Comprehending the different levels of the cloud

When explaining the cloud to my relatives, I typically explain it as "people running computers on your behalf that you can reach over the internet". That's enough to get the point across that the cloud is just someone else managing compute resources for you in some remote location. But for software engineers, it is a bit more nuanced. It's so nuanced, in fact, that I personally have a hard time figuring out the abstraction levels of the whole thing sometimes. To resolve this I am writing this blog post as my attempt to explain to myself and others what the various levels of the cloud are to engineers who need to have some code running somewhere and reachable over the internet.

To start, there is no cloud. The absolute lowest level of serving a resource over the internet is just the proverbial computer under your desk. You provide the internet connection, the electricity, and you manage the computer from top to bottom, hardware to software.

The next level is having a colocation facility host your machine. In that instance you provide the machine and maintain it, but the colo gives you electricity and internet. And in some instances you can push this farther out and have the colo even provide the machine, but you still administer the software and ask the colo to do hardware stuff for you, e.g. swap out a hard drive.

Where I think the cloud really starts is with virtual machines (VMs). This puts you into the world of infrastructure-as-a-service (IaaS). Basically VMs are OSs running on top of OSs; in VM parlance, a guest OS running on top of a host OS. The benefits of this is that a host OS can be running multiple guest OSs. That allows for a cloud provider to shuffle VMs around for optimal resource utilization. It's this ability to shuffle VMs between physical machines that you don't control that makes VMs the bottom rung of the cloud. In terms of maintenance burden, at the VM level you still manage all the software but none of the hardware.

The next level up is containers like Docker. This is somewhat like VMs but instead of necessarily administering the entire OS, you are running on top of a container engine. This is lighter-weight than VMs and so more containers per machine and thus promotes running various services as individual containers that you connect to remotely from other containers. Basically containers create a diff of the filesystem so that you ship around less stuff compared to a VM which needs to cart around the entire OS. And by only storing the diff of the filesystem you can simply apply it on a new OS image regularly and thus let someone else manage the base OS image and not worry about lower-level sysadmin details of keeping the system up-to-date (which is why people are so excited about containers vs. VMs; plenty of control without all the nitty-gritty maintenance burden and cheaper to run).
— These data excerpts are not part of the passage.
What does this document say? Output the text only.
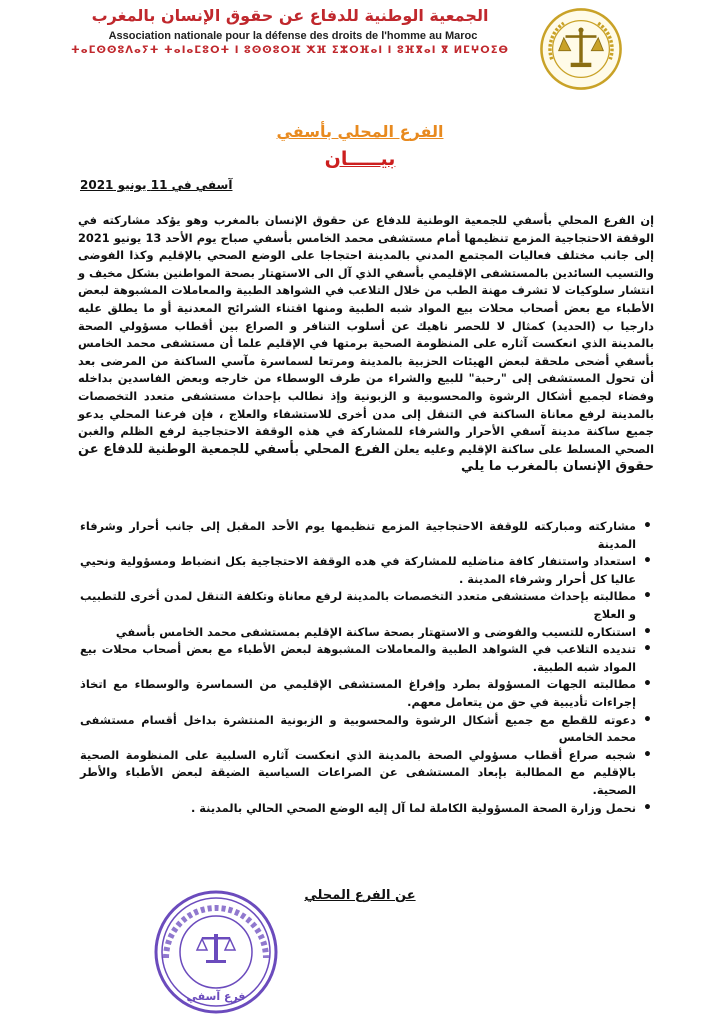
الجمعية الوطنية للدفاع عن حقوق الإنسان بالمغرب
Association nationale pour la défense des droits de l'homme au Maroc
ⵜⴰⵎⵙⵙⵓⴷⴰⵢⵜ ⵜⴰⵏⴰⵎⵓⵔⵜ ⵏ ⵓⵙⵙⵓⵔⴼ ⵅⴼ ⵉⵣⵔⴼⴰⵏ ⵏ ⵓⴼⴳⴰⵏ ⴳ ⵍⵎⵖⵔⵉⴱ
الفرع المحلي بأسفي
بيـــــان
آسفي في 11 يونيو 2021
إن الفرع المحلي بأسفي للجمعية الوطنية للدفاع عن حقوق الإنسان بالمغرب وهو يؤكد مشاركته في الوقفة الاحتجاجية المزمع تنظيمها أمام مستشفى محمد الخامس بأسفي صباح يوم الأحد 13 يونيو 2021 إلى جانب مختلف فعاليات المجتمع المدني بالمدينة احتجاجا على الوضع الصحي بالإقليم وكذا الفوضى والتسيب السائدين بالمستشفى الإقليمي بأسفي الذي آل الى الاستهتار بصحة المواطنين بشكل مخيف و انتشار سلوكيات لا تشرف مهنة الطب من خلال التلاعب في الشواهد الطبية والمعاملات المشبوهة لبعض الأطباء مع بعض أصحاب محلات بيع المواد شبه الطبية ومنها اقتناء الشرائح المعدنية أو ما يطلق عليه دارجيا ب (الحديد) كمثال لا للحصر ناهيك عن أسلوب التنافر و الصراع بين أقطاب مسؤولي الصحة بالمدينة الذي انعكست آثاره على المنظومة الصحية برمتها في الإقليم علما أن مستشفى محمد الخامس بأسفي أضحى ملحقة لبعض الهيئات الحزبية بالمدينة ومرتعا لسماسرة مآسي الساكنة من المرضى بعد أن تحول المستشفى إلى "رحبة" للبيع والشراء من طرف الوسطاء من خارجه وبعض الفاسدين بداخله وفضاء لجميع أشكال الرشوة والمحسوبية و الزبونية وإذ نطالب بإحداث مستشفى متعدد التخصصات بالمدينة لرفع معاناة الساكنة في التنقل إلى مدن أخرى للاستشفاء والعلاج ، فإن فرعنا المحلي يدعو جميع ساكنة مدينة آسفي الأحرار والشرفاء للمشاركة في هذه الوقفة الاحتجاجية لرفع الظلم والغبن الصحي المسلط على ساكنة الإقليم وعليه يعلن الفرع المحلي بأسفي للجمعية الوطنية للدفاع عن حقوق الإنسان بالمغرب ما يلي
• مشاركته ومباركته للوقفة الاحتجاجية المزمع تنظيمها يوم الأحد المقبل إلى جانب أحرار وشرفاء المدينة
• استعداد واستنفار كافة مناضليه للمشاركة في هده الوقفة الاحتجاجية بكل انضباط ومسؤولية ونحيي عاليا كل أحرار وشرفاء المدينة .
• مطالبته بإحداث مستشفى متعدد التخصصات بالمدينة لرفع معاناة وتكلفة التنقل لمدن أخرى للتطبيب و العلاج
• استنكاره للتسيب والفوضى و الاستهتار بصحة ساكنة الإقليم بمستشفى محمد الخامس بأسفي
• تنديده التلاعب في الشواهد الطبية والمعاملات المشبوهة لبعض الأطباء مع بعض أصحاب محلات بيع المواد شبه الطبية.
• مطالبته الجهات المسؤولة بطرد وإفراغ المستشفى الإقليمي من السماسرة والوسطاء مع اتخاذ إجراءات تأديبية في حق من يتعامل معهم.
• دعوته للقطع مع جميع أشكال الرشوة والمحسوبية و الزبونية المنتشرة بداخل أقسام مستشفى محمد الخامس
• شجبه صراع أقطاب مسؤولي الصحة بالمدينة الذي انعكست آثاره السلبية على المنظومة الصحية بالإقليم مع المطالبة بإبعاد المستشفى عن الصراعات السياسية الضيقة لبعض الأطباء والأطر الصحية.
• نحمل وزارة الصحة المسؤولية الكاملة لما آل إليه الوضع الصحي الحالي بالمدينة .
عن الفرع المحلي
فرع آسفي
This is still IaaS, although some are trying to make container-as-a-service (CaaS) happen (Mean Girls reference).

Lastly is platform-as-a-service (Paas), which is the top of the cloud abstraction hierarchy. This is where Heroku and App Engine live. If you take the library/framework analogy from software (a library is something that your code calls into while a framework is something that calls your code), then IaaS is a library for the cloud and PaaS is a framework for the cloud; PaaS providers basically ask you to give them code to run on your behalf and then they handle all the other details for you. This does mean you have to play by the rules and restriction for your PaaS provider, but it also means you don't need nearly as much support staff for your application because you don't ever touch the OS image, load balancing, etc. (although IaaS providers like Google are starting to have services like Container Engine to automatically spin up and manage containers using Kubernetes).

Some would also toss in software-as-a-service as part of the cloud (SaaS). This is when a company gives you an API over the internet and then handle everything else for you. But since I'm focusing this blog post on the various ways of hosting your code and you can use SaaS from any level of the cloud abstraction hierarchy, I consider it a tangential topic.

So that's the cloud at its various levels as best as I can decipher it as someone not in the cloud game anymore (disclaimer: I used to be on the App Engine team at Google). PaaS provides the easiest solution with the least flexibility (if you happen to even need that flexibility); you write your code and your PaaS provider gives you a storage solution, load-balancing, etc. Containers will very likely give you the flexibility you need if PaaS doesn't work for you, and allows for some level of abstraction; you can spin up a container for a datastore, a container for your app front-end, and then either you or your IaaS provider will handle load balancing. And if you need absolute control over the OS while not wanting to manage hardware, VMs is the base abstraction of the cloud and what you will need to use.